The New South Wales Government will invest $1.6 million into Sydney’s CrashLab test facility as part of an upgrade that will allow more effective in-house testing of advance driver assist technologies like lane-keeping assist and autonomous emergency braking (AEB).
As the Australasian New Car Assessment Program (ANCAP) tightens its criteria based on the inclusion of assistance systems and their effectiveness, CrashLab will gain the ability to test those systems and grade their effectiveness.
NSW roads minister Melinda Pavey recently announced that CrashLab will be given a $1.6 million funding injection to allow the testing to take place.
The first safety system tests aren’t expected to begin until 2019, with new equipment required parts of the facility’s surface in need of a rework before full-scale testing can begin.

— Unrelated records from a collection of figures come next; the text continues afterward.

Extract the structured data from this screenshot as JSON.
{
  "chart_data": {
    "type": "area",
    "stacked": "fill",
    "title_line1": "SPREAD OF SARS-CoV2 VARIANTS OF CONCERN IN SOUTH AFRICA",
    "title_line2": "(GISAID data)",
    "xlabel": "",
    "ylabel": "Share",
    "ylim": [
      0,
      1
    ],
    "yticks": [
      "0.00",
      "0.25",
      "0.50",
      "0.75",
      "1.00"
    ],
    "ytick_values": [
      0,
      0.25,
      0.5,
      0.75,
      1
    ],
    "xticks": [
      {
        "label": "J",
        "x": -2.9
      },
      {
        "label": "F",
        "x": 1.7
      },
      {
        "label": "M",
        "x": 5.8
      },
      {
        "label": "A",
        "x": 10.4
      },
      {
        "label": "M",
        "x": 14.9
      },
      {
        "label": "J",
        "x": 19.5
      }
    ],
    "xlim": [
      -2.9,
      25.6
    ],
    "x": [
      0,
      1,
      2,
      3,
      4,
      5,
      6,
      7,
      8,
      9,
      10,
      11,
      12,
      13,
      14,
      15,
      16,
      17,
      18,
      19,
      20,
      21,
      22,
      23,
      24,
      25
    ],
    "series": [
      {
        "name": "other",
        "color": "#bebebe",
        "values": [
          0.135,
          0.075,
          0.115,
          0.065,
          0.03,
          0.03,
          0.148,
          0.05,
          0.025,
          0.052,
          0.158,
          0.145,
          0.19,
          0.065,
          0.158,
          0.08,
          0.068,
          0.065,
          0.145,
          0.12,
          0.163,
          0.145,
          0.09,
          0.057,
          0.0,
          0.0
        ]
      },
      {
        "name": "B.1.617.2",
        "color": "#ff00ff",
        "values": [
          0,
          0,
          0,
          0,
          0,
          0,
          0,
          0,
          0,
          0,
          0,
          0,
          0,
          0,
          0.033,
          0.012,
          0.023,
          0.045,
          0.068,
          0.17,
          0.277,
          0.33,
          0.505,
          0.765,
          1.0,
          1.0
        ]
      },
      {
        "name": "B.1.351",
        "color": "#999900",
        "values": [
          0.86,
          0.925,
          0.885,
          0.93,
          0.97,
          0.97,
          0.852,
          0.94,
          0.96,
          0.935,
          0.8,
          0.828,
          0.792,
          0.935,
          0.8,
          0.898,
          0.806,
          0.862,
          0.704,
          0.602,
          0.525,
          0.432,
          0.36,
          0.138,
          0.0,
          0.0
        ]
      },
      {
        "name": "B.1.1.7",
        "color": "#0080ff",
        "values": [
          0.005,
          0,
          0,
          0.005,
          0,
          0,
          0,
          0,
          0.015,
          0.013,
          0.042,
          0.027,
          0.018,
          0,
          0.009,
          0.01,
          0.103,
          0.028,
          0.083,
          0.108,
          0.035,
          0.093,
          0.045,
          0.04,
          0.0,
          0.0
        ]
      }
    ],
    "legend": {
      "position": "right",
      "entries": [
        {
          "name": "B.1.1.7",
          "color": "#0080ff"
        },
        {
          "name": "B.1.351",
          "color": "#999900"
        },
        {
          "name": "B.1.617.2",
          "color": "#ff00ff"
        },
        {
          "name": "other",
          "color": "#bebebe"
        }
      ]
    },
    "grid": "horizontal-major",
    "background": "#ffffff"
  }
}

Until then, testing for the technology will take place in South Australia, starting in the second quarter of 2018.
New ANCAP rules which came into effect from the start of 2018 mean vehicles that fail to include AEB technology will face extreme difficulty scoring high enough under ANCAP’s criteria to score a maximum five-star safety result.
Less than 20 percent of new cars sold in Australia feature AEB as standard, a number ANCAP hopes to drive up via its increasingly stringent tests.
Mrs Pavey says the upgrades “will see NSW offer a world class vehicle safety testing capability covering crash protection, and even more importantly, crash prevention”.